“Paylater ini populer karena praktis dan mudah. Hanya dengan verifikasi identitas, masyarakat bisa langsung membeli barang atau jasa yang diinginkan tanpa harus membayar saat itu juga,” ujarnya kepada FAJAR, Rabu, 9 Juli.
Menurutnya karakteristik generasi muda saat iniyang dinamis, digital native, dan cenderung impulsif dalam konsumsi membuat mereka rentan menggunakan fasilitas paylater. Bukan untuk kebutuhan primer, melainkan gaya hidup.
“Banyak digunakan untuk pembelian barang-barang tersier seperti gadget, liburan, atau fashion. Bagi kelas menengah ke atas, paylater ini hanya soal kemudahan. Tapi bagi kelompok ekonomi menengah ke bawah, ini jadi penyangga kebutuhan pokok karena tak punya cadangan uang tunai,” jelasnya.

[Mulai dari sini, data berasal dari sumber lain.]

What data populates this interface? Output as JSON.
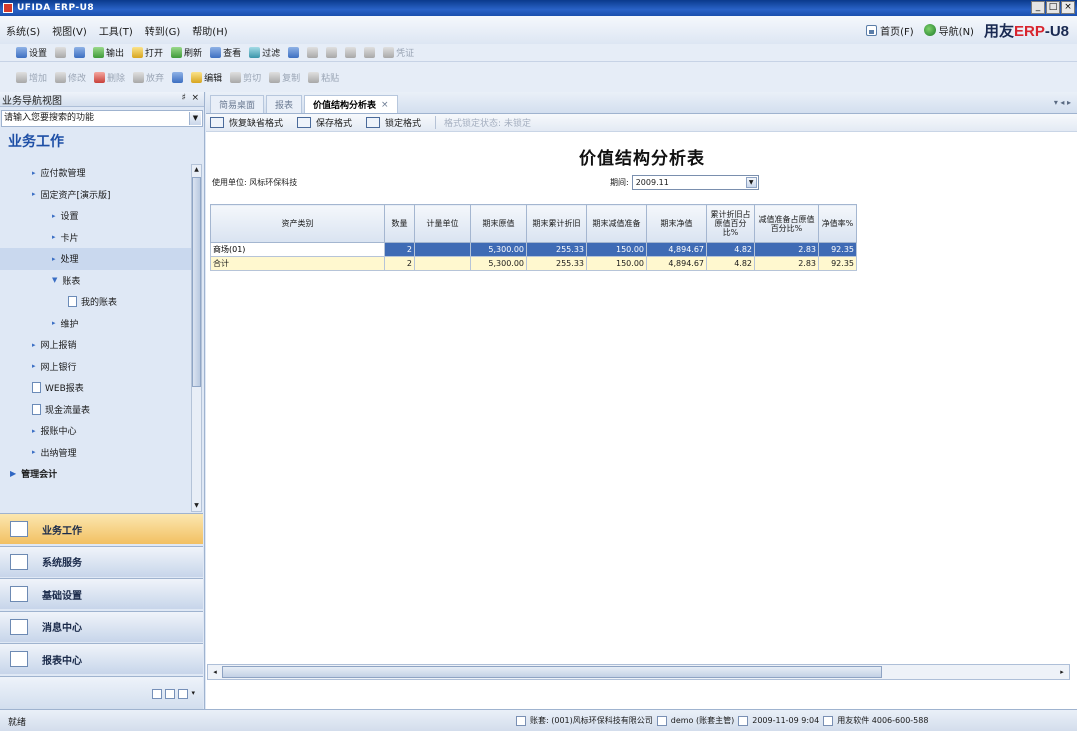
{
  "window": {
    "title": "UFIDA ERP-U8",
    "controls": [
      "_",
      "□",
      "×"
    ]
  },
  "menu": {
    "items": [
      "系统(S)",
      "视图(V)",
      "工具(T)",
      "转到(G)",
      "帮助(H)"
    ],
    "right": {
      "home": "首页(F)",
      "nav": "导航(N)",
      "brand_prefix": "用友",
      "brand_erp": "ERP",
      "brand_suffix": "-U8"
    }
  },
  "toolbar1": [
    {
      "label": "设置",
      "icon": "settings-icon",
      "enabled": true
    },
    {
      "label": "",
      "icon": "print-icon",
      "enabled": true
    },
    {
      "label": "",
      "icon": "preview-icon",
      "enabled": true
    },
    {
      "label": "输出",
      "icon": "output-icon",
      "enabled": true
    },
    {
      "label": "打开",
      "icon": "open-folder-icon",
      "enabled": true
    },
    {
      "label": "刷新",
      "icon": "refresh-icon",
      "enabled": true
    },
    {
      "label": "查看",
      "icon": "view-icon",
      "enabled": true
    },
    {
      "label": "过滤",
      "icon": "filter-icon",
      "enabled": true
    },
    {
      "label": "",
      "icon": "help-icon",
      "enabled": true
    },
    {
      "label": "",
      "icon": "first-icon",
      "enabled": false
    },
    {
      "label": "",
      "icon": "prev-icon",
      "enabled": false
    },
    {
      "label": "",
      "icon": "next-icon",
      "enabled": false
    },
    {
      "label": "",
      "icon": "last-icon",
      "enabled": false
    },
    {
      "label": "凭证",
      "icon": "voucher-icon",
      "enabled": false
    }
  ],
  "toolbar2": [
    {
      "label": "增加",
      "icon": "add-icon",
      "enabled": false
    },
    {
      "label": "修改",
      "icon": "edit-icon",
      "enabled": false
    },
    {
      "label": "删除",
      "icon": "delete-icon",
      "enabled": false
    },
    {
      "label": "放弃",
      "icon": "discard-icon",
      "enabled": false
    },
    {
      "label": "",
      "icon": "save-icon",
      "enabled": false
    },
    {
      "label": "编辑",
      "icon": "editor-icon",
      "enabled": true
    },
    {
      "label": "剪切",
      "icon": "cut-icon",
      "enabled": false
    },
    {
      "label": "复制",
      "icon": "copy-icon",
      "enabled": false
    },
    {
      "label": "粘贴",
      "icon": "paste-icon",
      "enabled": false
    }
  ],
  "left_panel": {
    "header": "业务导航视图",
    "pin": "♯",
    "close": "×",
    "search_placeholder": "请输入您要搜索的功能",
    "section_title": "业务工作",
    "tree": [
      {
        "label": "应付款管理",
        "type": "bullet",
        "indent": 32
      },
      {
        "label": "固定资产[演示版]",
        "type": "bullet",
        "indent": 32
      },
      {
        "label": "设置",
        "type": "bullet",
        "indent": 52
      },
      {
        "label": "卡片",
        "type": "bullet",
        "indent": 52
      },
      {
        "label": "处理",
        "type": "bullet",
        "indent": 52,
        "selected": true
      },
      {
        "label": "账表",
        "type": "open",
        "indent": 52
      },
      {
        "label": "我的账表",
        "type": "doc",
        "indent": 68
      },
      {
        "label": "维护",
        "type": "bullet",
        "indent": 52
      },
      {
        "label": "网上报销",
        "type": "bullet",
        "indent": 32
      },
      {
        "label": "网上银行",
        "type": "bullet",
        "indent": 32
      },
      {
        "label": "WEB报表",
        "type": "doc",
        "indent": 32
      },
      {
        "label": "现金流量表",
        "type": "doc",
        "indent": 32
      },
      {
        "label": "报账中心",
        "type": "bullet",
        "indent": 32
      },
      {
        "label": "出纳管理",
        "type": "bullet",
        "indent": 32
      },
      {
        "label": "管理会计",
        "type": "group",
        "indent": 10
      }
    ],
    "nav_buttons": [
      "业务工作",
      "系统服务",
      "基础设置",
      "消息中心",
      "报表中心"
    ]
  },
  "main": {
    "tabs": [
      {
        "label": "简易桌面",
        "active": false
      },
      {
        "label": "报表",
        "active": false
      },
      {
        "label": "价值结构分析表",
        "active": true
      }
    ],
    "tab_close": "×",
    "tab_nav": "▾ ◂ ▸",
    "report_toolbar": [
      {
        "label": "恢复缺省格式",
        "enabled": true
      },
      {
        "label": "保存格式",
        "enabled": true
      },
      {
        "label": "锁定格式",
        "enabled": true
      },
      {
        "label": "格式锁定状态: 未锁定",
        "enabled": false
      }
    ],
    "report": {
      "title": "价值结构分析表",
      "unit_label": "使用单位: 风标环保科技",
      "period_label": "期间:",
      "period_value": "2009.11",
      "columns": [
        "资产类别",
        "数量",
        "计量单位",
        "期末原值",
        "期末累计折旧",
        "期末减值准备",
        "期末净值",
        "累计折旧占原值百分比%",
        "减值准备占原值百分比%",
        "净值率%"
      ],
      "rows": [
        {
          "type": "sel",
          "cells": [
            "商场(01)",
            "2",
            "",
            "5,300.00",
            "255.33",
            "150.00",
            "4,894.67",
            "4.82",
            "2.83",
            "92.35"
          ]
        },
        {
          "type": "tot",
          "cells": [
            "合计",
            "2",
            "",
            "5,300.00",
            "255.33",
            "150.00",
            "4,894.67",
            "4.82",
            "2.83",
            "92.35"
          ]
        }
      ]
    }
  },
  "status": {
    "ready": "就绪",
    "account": "账套: (001)风标环保科技有限公司",
    "user": "demo (账套主管)",
    "datetime": "2009-11-09 9:04",
    "vendor": "用友软件 4006-600-588"
  }
}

Sahade menyebut, dalam kondisi tekanan ekonomi dan stagnasi pendapatan, terutama bagi pekerja sektor informal, paylater menjadi pilihan logis untuk tetap bisa memenuhi kebutuhan harian. Sistem cicilan yang ditawarkan, dengan tenor mulai 1 hingga 12 bulan, memberikan ruang bagi konsumen untuk menyesuaikan kemampuan membayar.“
Dengan kondisi ekonomi yang penuh tekanan, penghasilan tetap atau stagnan membuat sebagian masyarakat harus mencari alternatif agar tetap bisa hidup layak. Di situ paylater berfungsi sebagai penyangga ekonomi rumah tangga,” katanya.
Namun, ia menegaskan bahwa penggunaan paylater yang tidak dikelola secara hati-hati bisa menjadi bumerang. Ketidaksiapan dalam mengelola keuangan pribadi membuat banyak pengguna terjebak dalam utang konsumsi yang sulit dilunasi.